Wednesday, December 30, 2020

Are You The Voice In Your Head And Is That Voice In Your Head Just Movement?

wikipedia |  Subvocalization is commonly studied using electromyography (EMG) recordings,[5] concurrent speaking tasks,[6][7][8] shadowing,[6] and other techniques.[6][7]

EMG can be used to show the degree to which one is subvocalizing[5] or to train subvocalization suppression.[9] EMG is used to record the electrical activity produced by the articulatory muscles involved in subvocalization. Greater electrical activity suggests a stronger use of subvocalization.[5][9] In the case of suppression training, the trainee is shown their own EMG recordings while attempting to decrease the movement of the articulatory muscles.[9] The EMG recordings allows one to monitor and ideally reduce subvocalization.[9]

In concurrent speaking tasks, participants of a study are asked to complete an activity specific to the experiment while simultaneously repeating an irrelevant word.[6] For example, one may be asked to read a paragraph while reciting the word "cola" over and over again.[8] Speaking the repeated irrelevant word is thought to preoccupy the articulators used in subvocalization.[6] Subvocalization, therefore, cannot be used in the mental processing of the activity being studied.

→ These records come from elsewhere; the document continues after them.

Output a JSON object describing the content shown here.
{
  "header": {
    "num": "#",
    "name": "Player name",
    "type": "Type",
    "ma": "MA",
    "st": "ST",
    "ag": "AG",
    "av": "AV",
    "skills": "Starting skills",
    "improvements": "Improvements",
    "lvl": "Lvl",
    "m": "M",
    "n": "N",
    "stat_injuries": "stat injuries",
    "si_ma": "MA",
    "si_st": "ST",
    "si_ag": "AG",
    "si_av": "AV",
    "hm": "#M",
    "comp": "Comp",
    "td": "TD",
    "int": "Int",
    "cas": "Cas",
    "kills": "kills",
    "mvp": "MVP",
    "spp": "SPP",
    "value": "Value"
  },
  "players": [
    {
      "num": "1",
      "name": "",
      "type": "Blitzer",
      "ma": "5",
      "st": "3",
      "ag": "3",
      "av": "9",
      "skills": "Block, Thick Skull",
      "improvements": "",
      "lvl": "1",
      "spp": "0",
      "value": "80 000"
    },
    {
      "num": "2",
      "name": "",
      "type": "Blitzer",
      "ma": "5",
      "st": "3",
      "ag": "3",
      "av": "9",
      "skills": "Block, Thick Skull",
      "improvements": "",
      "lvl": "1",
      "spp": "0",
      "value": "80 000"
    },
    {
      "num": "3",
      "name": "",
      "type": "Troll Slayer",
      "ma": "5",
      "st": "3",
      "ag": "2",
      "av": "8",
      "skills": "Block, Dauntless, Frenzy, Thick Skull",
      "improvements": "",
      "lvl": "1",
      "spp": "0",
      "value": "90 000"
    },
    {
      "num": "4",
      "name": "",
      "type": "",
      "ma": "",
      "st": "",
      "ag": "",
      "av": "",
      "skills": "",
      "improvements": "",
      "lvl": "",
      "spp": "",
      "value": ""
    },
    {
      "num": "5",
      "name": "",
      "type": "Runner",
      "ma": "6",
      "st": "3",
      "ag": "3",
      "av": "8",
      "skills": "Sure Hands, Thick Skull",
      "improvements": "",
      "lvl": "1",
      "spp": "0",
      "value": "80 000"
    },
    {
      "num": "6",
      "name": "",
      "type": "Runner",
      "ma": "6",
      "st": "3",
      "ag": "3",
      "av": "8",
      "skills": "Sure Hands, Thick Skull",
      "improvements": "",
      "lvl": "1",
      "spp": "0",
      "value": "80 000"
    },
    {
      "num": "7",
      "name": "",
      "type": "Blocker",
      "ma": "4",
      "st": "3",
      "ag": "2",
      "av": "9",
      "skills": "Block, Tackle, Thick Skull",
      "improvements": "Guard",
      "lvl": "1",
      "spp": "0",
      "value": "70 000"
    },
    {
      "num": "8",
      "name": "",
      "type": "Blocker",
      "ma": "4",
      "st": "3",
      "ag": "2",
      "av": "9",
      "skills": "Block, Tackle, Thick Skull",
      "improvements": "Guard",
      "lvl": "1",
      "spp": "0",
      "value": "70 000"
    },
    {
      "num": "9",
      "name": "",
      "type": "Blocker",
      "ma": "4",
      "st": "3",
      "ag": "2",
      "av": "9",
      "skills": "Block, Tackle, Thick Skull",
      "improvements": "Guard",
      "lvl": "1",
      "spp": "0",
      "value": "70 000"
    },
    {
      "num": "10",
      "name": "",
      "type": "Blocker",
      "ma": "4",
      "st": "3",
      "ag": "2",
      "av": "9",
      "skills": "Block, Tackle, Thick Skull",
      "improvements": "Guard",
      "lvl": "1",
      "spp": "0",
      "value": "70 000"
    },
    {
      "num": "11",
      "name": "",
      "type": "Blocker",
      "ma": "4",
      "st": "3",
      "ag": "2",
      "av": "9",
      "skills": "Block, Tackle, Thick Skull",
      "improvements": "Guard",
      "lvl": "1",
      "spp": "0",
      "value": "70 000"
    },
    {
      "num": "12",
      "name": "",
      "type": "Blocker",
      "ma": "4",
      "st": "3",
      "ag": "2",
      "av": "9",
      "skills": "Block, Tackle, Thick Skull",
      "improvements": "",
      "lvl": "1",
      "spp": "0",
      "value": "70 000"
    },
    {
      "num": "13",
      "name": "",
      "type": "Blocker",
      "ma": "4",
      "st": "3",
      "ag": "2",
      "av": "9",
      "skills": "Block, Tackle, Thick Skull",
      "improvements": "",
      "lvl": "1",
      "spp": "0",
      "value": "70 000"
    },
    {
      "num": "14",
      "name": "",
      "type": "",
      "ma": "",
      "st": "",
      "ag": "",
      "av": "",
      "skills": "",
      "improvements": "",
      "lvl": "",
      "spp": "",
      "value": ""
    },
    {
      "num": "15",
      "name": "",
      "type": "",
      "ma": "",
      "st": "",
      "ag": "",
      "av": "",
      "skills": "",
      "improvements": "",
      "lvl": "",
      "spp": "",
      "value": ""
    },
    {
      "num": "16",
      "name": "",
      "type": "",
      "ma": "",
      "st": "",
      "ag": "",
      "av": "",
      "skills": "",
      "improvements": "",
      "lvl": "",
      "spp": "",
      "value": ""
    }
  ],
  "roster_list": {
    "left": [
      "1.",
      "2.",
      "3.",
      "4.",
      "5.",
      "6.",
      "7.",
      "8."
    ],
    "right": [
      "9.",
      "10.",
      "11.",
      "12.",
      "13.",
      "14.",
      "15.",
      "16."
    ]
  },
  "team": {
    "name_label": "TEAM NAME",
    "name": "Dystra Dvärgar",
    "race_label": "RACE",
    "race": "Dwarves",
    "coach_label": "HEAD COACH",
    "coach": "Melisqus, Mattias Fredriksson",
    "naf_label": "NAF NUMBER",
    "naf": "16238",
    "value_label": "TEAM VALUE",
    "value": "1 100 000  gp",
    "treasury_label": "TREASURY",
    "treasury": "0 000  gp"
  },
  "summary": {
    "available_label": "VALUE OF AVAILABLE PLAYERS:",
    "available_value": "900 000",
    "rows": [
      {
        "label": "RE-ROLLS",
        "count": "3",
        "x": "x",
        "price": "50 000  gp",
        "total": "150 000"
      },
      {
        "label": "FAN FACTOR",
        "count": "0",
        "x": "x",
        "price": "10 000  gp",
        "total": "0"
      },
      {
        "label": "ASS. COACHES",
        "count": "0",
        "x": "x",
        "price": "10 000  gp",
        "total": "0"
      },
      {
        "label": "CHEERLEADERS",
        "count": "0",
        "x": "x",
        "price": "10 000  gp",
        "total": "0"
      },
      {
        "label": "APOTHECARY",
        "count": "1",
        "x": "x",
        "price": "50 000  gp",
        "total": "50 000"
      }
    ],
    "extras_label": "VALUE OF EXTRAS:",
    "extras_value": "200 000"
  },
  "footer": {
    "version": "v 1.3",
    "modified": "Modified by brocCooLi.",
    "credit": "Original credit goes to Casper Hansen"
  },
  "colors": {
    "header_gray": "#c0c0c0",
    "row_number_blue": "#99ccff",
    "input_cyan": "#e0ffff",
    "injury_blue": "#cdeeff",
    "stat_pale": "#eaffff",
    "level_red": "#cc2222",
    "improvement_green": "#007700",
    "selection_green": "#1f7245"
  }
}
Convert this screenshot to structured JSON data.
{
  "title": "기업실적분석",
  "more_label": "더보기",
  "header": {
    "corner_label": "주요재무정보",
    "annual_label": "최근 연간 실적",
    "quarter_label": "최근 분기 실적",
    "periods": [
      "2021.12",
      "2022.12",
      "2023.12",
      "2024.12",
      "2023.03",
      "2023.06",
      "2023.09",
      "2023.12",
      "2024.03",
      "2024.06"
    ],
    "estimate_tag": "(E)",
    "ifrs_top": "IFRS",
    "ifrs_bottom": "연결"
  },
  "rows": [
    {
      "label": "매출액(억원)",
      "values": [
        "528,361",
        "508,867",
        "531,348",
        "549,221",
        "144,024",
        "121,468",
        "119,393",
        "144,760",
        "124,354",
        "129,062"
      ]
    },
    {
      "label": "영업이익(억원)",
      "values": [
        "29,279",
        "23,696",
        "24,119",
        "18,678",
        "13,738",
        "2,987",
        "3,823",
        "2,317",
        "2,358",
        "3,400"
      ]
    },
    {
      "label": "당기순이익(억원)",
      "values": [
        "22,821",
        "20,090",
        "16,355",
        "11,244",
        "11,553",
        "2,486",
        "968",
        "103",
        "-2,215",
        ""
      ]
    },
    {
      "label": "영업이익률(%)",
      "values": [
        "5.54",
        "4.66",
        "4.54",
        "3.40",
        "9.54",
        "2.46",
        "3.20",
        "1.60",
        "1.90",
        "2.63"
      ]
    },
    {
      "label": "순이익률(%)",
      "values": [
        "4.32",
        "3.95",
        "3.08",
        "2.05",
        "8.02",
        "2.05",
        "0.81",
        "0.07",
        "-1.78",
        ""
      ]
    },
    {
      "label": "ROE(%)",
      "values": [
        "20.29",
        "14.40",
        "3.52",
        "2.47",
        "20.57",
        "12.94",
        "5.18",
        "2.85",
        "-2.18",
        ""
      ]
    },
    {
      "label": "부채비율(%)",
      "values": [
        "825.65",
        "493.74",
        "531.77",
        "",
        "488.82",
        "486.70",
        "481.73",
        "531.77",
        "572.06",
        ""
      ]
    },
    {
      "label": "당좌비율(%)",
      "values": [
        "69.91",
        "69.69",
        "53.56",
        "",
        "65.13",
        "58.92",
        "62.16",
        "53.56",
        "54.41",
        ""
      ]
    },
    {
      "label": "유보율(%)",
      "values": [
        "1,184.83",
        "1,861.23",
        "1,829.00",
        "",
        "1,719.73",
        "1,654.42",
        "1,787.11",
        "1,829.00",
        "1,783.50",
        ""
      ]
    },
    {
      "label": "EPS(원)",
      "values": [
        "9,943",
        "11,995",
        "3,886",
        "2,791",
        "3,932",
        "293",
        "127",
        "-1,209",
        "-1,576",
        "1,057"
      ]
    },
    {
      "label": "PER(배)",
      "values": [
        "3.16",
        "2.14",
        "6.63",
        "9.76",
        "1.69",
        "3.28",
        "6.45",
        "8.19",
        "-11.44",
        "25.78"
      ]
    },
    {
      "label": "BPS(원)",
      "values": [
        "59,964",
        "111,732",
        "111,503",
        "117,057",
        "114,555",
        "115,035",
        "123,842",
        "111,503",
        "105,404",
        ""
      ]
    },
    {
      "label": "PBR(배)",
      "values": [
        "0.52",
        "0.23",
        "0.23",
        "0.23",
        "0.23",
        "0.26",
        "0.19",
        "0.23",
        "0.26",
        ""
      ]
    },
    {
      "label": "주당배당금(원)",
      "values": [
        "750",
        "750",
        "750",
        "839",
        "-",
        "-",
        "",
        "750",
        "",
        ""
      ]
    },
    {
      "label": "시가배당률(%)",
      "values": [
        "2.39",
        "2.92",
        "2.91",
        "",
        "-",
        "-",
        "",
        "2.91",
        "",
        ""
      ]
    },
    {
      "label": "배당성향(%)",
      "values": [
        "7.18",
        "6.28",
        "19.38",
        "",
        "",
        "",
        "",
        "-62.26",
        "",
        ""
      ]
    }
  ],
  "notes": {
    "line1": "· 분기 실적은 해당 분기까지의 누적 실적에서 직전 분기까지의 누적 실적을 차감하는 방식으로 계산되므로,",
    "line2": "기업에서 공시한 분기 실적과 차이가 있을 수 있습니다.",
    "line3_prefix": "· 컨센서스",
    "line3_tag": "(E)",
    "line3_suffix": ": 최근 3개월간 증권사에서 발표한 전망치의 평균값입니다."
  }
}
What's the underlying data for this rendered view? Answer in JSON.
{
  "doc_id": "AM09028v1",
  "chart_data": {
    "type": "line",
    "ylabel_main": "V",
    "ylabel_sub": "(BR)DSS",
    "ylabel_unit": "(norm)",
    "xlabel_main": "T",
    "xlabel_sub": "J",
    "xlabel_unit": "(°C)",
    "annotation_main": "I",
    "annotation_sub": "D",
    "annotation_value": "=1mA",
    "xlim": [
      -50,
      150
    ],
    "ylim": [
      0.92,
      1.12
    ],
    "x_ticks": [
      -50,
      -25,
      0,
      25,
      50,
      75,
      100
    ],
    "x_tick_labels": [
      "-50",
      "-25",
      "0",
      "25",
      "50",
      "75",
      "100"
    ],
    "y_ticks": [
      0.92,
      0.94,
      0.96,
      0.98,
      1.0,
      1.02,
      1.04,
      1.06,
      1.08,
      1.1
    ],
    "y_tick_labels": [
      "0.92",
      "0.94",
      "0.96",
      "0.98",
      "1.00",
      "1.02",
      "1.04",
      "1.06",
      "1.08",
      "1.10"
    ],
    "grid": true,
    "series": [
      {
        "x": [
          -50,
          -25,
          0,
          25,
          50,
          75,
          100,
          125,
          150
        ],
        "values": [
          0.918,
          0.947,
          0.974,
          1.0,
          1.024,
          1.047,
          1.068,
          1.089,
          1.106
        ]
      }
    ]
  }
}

Participants who had undergone the concurrent speaking task are often compared to other participants of the study who had completed the same activity without subvocalization interference. If performance on the activity is significantly less for those in the concurrent speaking task group than for those in the non-interference group, subvocalization is believed to play a role in the mental processing of that activity.[6][7][8][9] The participants in the non-interference comparison group usually also complete a different, yet equally distracting task that does not involve the articulator muscles [7][9](i.e. tapping). This ensures that the difference in performance between the two groups is in fact due to subvocalization disturbances and not due to considerations such as task difficulty or a divide in attention.[7][9]

Shadowing is conceptually similar to concurrent speaking tasks. Instead of repeating an irrelevant word, shadowing requires participants to listen to a list of words and to repeat those words as fast as possible while completing a separate task being studied by experimenters.[6]

Techniques for subvocalization interference may also include counting,[7][8] chewing [10] or locking one's jaw while placing the tongue on the roof of one's mouth.[10]

Subvocal recognition involves monitoring actual movements of the tongue and vocal cords that can be interpreted by electromagnetic sensors. Through the use of electrodes and nanocircuitry, synthetic telepathy could be achieved allowing people to communicate silently.[11]